Regina Célia admitiu ter autorizado a Bharat Biotech a reduzir o primeiro lote do imunizante Covaxin, previsto para ser entregue ao Brasil em março. Em vez das quatro milhões de doses contratadas, permitiu a entrega de três milhões.

Segundo ela, a diferença seria enviada no lote seguinte e era necessário fazer tal concessão devido a exigências legais da Índia, que limitava o valor total da exportação. Ainda, conforme a testemunha, isso não traria prejuízo ao governo brasileiro. 

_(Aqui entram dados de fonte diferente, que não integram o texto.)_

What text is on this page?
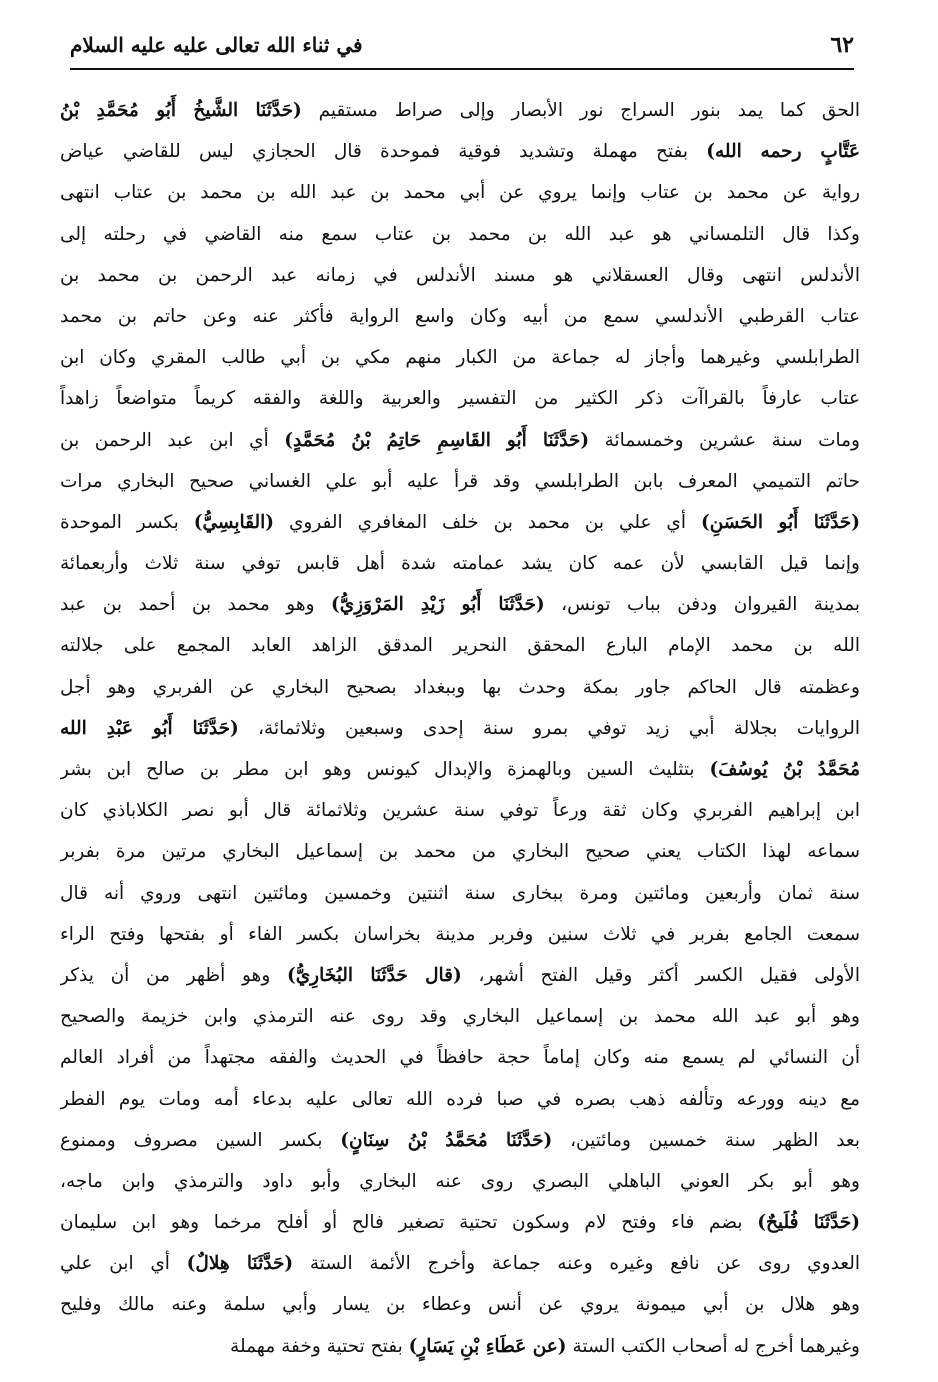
٦٢
في ثناء الله تعالى عليه عليه السلام
الحق كما يمد بنور السراج نور الأبصار وإلى صراط مستقيم (حَدَّثَنَا الشَّيخُ أَبُو مُحَمَّدِ بْنُ
عَتَّابٍ رحمه الله) بفتح مهملة وتشديد فوقية فموحدة قال الحجازي ليس للقاضي عياض
رواية عن محمد بن عتاب وإنما يروي عن أبي محمد بن عبد الله بن محمد بن عتاب انتهى
وكذا قال التلمساني هو عبد الله بن محمد بن عتاب سمع منه القاضي في رحلته إلى
الأندلس انتهى وقال العسقلاني هو مسند الأندلس في زمانه عبد الرحمن بن محمد بن
عتاب القرطبي الأندلسي سمع من أبيه وكان واسع الرواية فأكثر عنه وعن حاتم بن محمد
الطرابلسي وغيرهما وأجاز له جماعة من الكبار منهم مكي بن أبي طالب المقري وكان ابن
عتاب عارفاً بالقراآت ذكر الكثير من التفسير والعربية واللغة والفقه كريماً متواضعاً زاهداً
ومات سنة عشرين وخمسمائة (حَدَّثَنَا أَبُو القَاسِمِ حَاتِمُ بْنُ مُحَمَّدٍ) أي ابن عبد الرحمن بن
حاتم التميمي المعرف بابن الطرابلسي وقد قرأ عليه أبو علي الغساني صحيح البخاري مرات
(حَدَّثَنَا أَبُو الحَسَنِ) أي علي بن محمد بن خلف المغافري الفروي (القَابِسِيُّ) بكسر الموحدة
وإنما قيل القابسي لأن عمه كان يشد عمامته شدة أهل قابس توفي سنة ثلاث وأربعمائة
بمدينة القيروان ودفن بباب تونس، (حَدَّثَنَا أَبُو زَيْدِ المَرْوَزِيُّ) وهو محمد بن أحمد بن عبد
الله بن محمد الإمام البارع المحقق النحرير المدقق الزاهد العابد المجمع على جلالته
وعظمته قال الحاكم جاور بمكة وحدث بها وببغداد بصحيح البخاري عن الفربري وهو أجل
الروايات بجلالة أبي زيد توفي بمرو سنة إحدى وسبعين وثلاثمائة، (حَدَّثَنَا أَبُو عَبْدِ الله
مُحَمَّدُ بْنُ يُوسُفَ) بتثليث السين وبالهمزة والإبدال كيونس وهو ابن مطر بن صالح ابن بشر
ابن إبراهيم الفربري وكان ثقة ورعاً توفي سنة عشرين وثلاثمائة قال أبو نصر الكلاباذي كان
سماعه لهذا الكتاب يعني صحيح البخاري من محمد بن إسماعيل البخاري مرتين مرة بفربر
سنة ثمان وأربعين ومائتين ومرة ببخارى سنة اثنتين وخمسين ومائتين انتهى وروي أنه قال
سمعت الجامع بفربر في ثلاث سنين وفربر مدينة بخراسان بكسر الفاء أو بفتحها وفتح الراء
الأولى فقيل الكسر أكثر وقيل الفتح أشهر، (قال حَدَّثَنَا البُخَارِيُّ) وهو أظهر من أن يذكر
وهو أبو عبد الله محمد بن إسماعيل البخاري وقد روى عنه الترمذي وابن خزيمة والصحيح
أن النسائي لم يسمع منه وكان إماماً حجة حافظاً في الحديث والفقه مجتهداً من أفراد العالم
مع دينه وورعه وتألفه ذهب بصره في صبا فرده الله تعالى عليه بدعاء أمه ومات يوم الفطر
بعد الظهر سنة خمسين ومائتين، (حَدَّثَنَا مُحَمَّدُ بْنُ سِنَانٍ) بكسر السين مصروف وممنوع
وهو أبو بكر العوني الباهلي البصري روى عنه البخاري وأبو داود والترمذي وابن ماجه،
(حَدَّثَنَا فُلَيحٌ) بضم فاء وفتح لام وسكون تحتية تصغير فالح أو أفلح مرخما وهو ابن سليمان
العدوي روى عن نافع وغيره وعنه جماعة وأخرج الأئمة الستة (حَدَّثَنَا هِلالٌ) أي ابن علي
وهو هلال بن أبي ميمونة يروي عن أنس وعطاء بن يسار وأبي سلمة وعنه مالك وفليح
وغيرهما أخرج له أصحاب الكتب الستة (عن عَطَاءِ بْنِ يَسَارٍ) بفتح تحتية وخفة مهملة
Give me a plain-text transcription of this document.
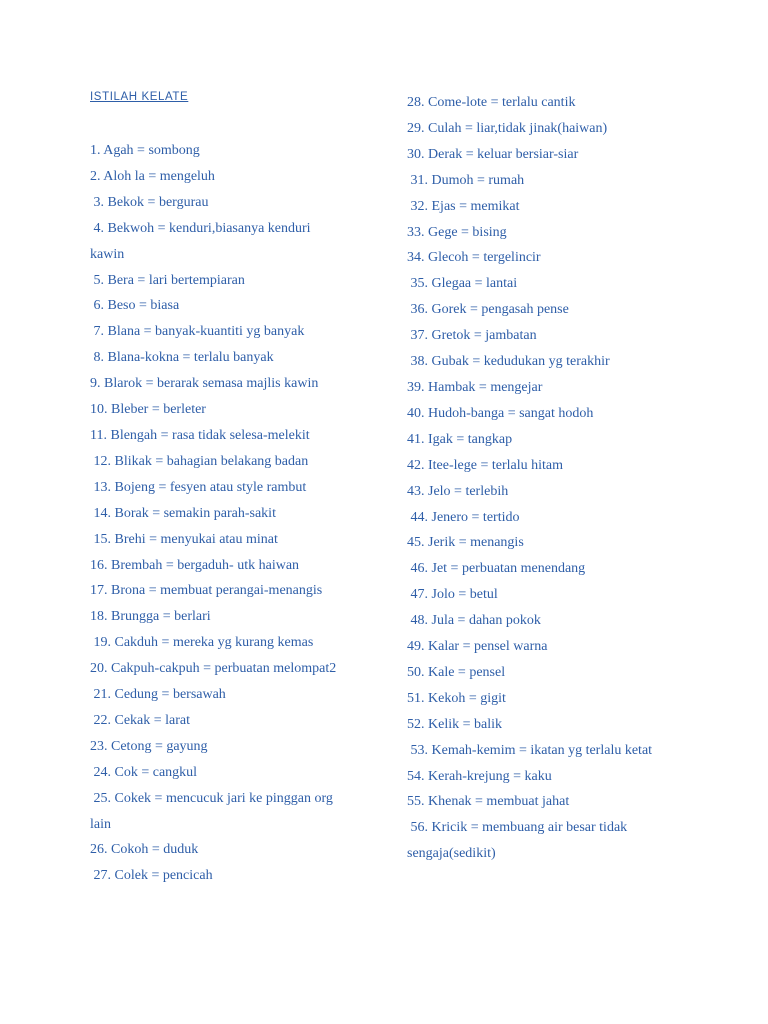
ISTILAH KELATE
1. Agah = sombong
2. Aloh la = mengeluh
3. Bekok = bergurau
4. Bekwoh = kenduri,biasanya kenduri
kawin
5. Bera = lari bertempiaran
6. Beso = biasa
7. Blana = banyak-kuantiti yg banyak
8. Blana-kokna = terlalu banyak
9. Blarok = berarak semasa majlis kawin
10. Bleber = berleter
11. Blengah = rasa tidak selesa-melekit
12. Blikak = bahagian belakang badan
13. Bojeng = fesyen atau style rambut
14. Borak = semakin parah-sakit
15. Brehi = menyukai atau minat
16. Brembah = bergaduh- utk haiwan
17. Brona = membuat perangai-menangis
18. Brungga = berlari
19. Cakduh = mereka yg kurang kemas
20. Cakpuh-cakpuh = perbuatan melompat2
21. Cedung = bersawah
22. Cekak = larat
23. Cetong = gayung
24. Cok = cangkul
25. Cokek = mencucuk jari ke pinggan org
lain
26. Cokoh = duduk
27. Colek = pencicah
28. Come-lote = terlalu cantik
29. Culah = liar,tidak jinak(haiwan)
30. Derak = keluar bersiar-siar
31. Dumoh = rumah
32. Ejas = memikat
33. Gege = bising
34. Glecoh = tergelincir
35. Glegaa = lantai
36. Gorek = pengasah pense
37. Gretok = jambatan
38. Gubak = kedudukan yg terakhir
39. Hambak = mengejar
40. Hudoh-banga = sangat hodoh
41. Igak = tangkap
42. Itee-lege = terlalu hitam
43. Jelo = terlebih
44. Jenero = tertido
45. Jerik = menangis
46. Jet = perbuatan menendang
47. Jolo = betul
48. Jula = dahan pokok
49. Kalar = pensel warna
50. Kale = pensel
51. Kekoh = gigit
52. Kelik = balik
53. Kemah-kemim = ikatan yg terlalu ketat
54. Kerah-krejung = kaku
55. Khenak = membuat jahat
56. Kricik = membuang air besar tidak
sengaja(sedikit)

“No dia 22 de março, a representante da empresa me encaminhou um e-mail solicitando autorização acerca de dois pontos. Primeiro, em relação à quantidade de 3 milhões de doses. O contrato previa a primeira entrega de 4 milhões de doses, só que a empresa me informou que, por conta de uma regulamentação do país de origem, do país indiano, não seria possível embarcar as 4 milhões de doses, porque se limitaria a, no caso, a 50 milhões de doses... Desculpem: 4 milhões de doses, se limitaria a US$50 milhões, o que ficaria, no máximo, em 3 milhões. E ela aqui se compromete em compensar esse volume nos próximos embarques. O segundo ponto colocado pela empresa foi em relação à Madison Biotech, onde ela afirma que a Madison é agente comercial...”, disse.

O presidente da CPI, Omar Aziz (PSD-AM), lembrou o fato de a funcionária estar no quarto escalão do ministério e de ter tomado uma decisão importante sem ter discutido o assunto com seus superiores. 

“É uma coisa grave uma pessoa do quarto escalão tomar uma decisão isolada dessas. Existe uma hierarquia na tomada de decisões no serviço público. O papel dela é fiscalizar, mas a autonomia dela para reduzir, sem autorização de um superior, me chama atenção. É uma quantidade muito significativa”, avaliou Aziz. 

O senador Marcos Rogério interveio, afirmando que a fiscal em nenhum momento autorizou o pagamento de quatro milhões de doses para a entrega de três. Mas observou as regras de exportação do governo indiano e limitações relativas ao seguro da mercadoria, no teto de US$ 50 milhões.  

“Qual é o prejuízo para o país ela autorizar o envio de três milhões [de doses] e o pagamento correspondente a esses três milhões? “, indagou, o senador, que lembrou que a quantidade de um milhão restante seria enviada separadamente. 

( da redação com informações de assessoria. Edição: Genésio Araújo Jr)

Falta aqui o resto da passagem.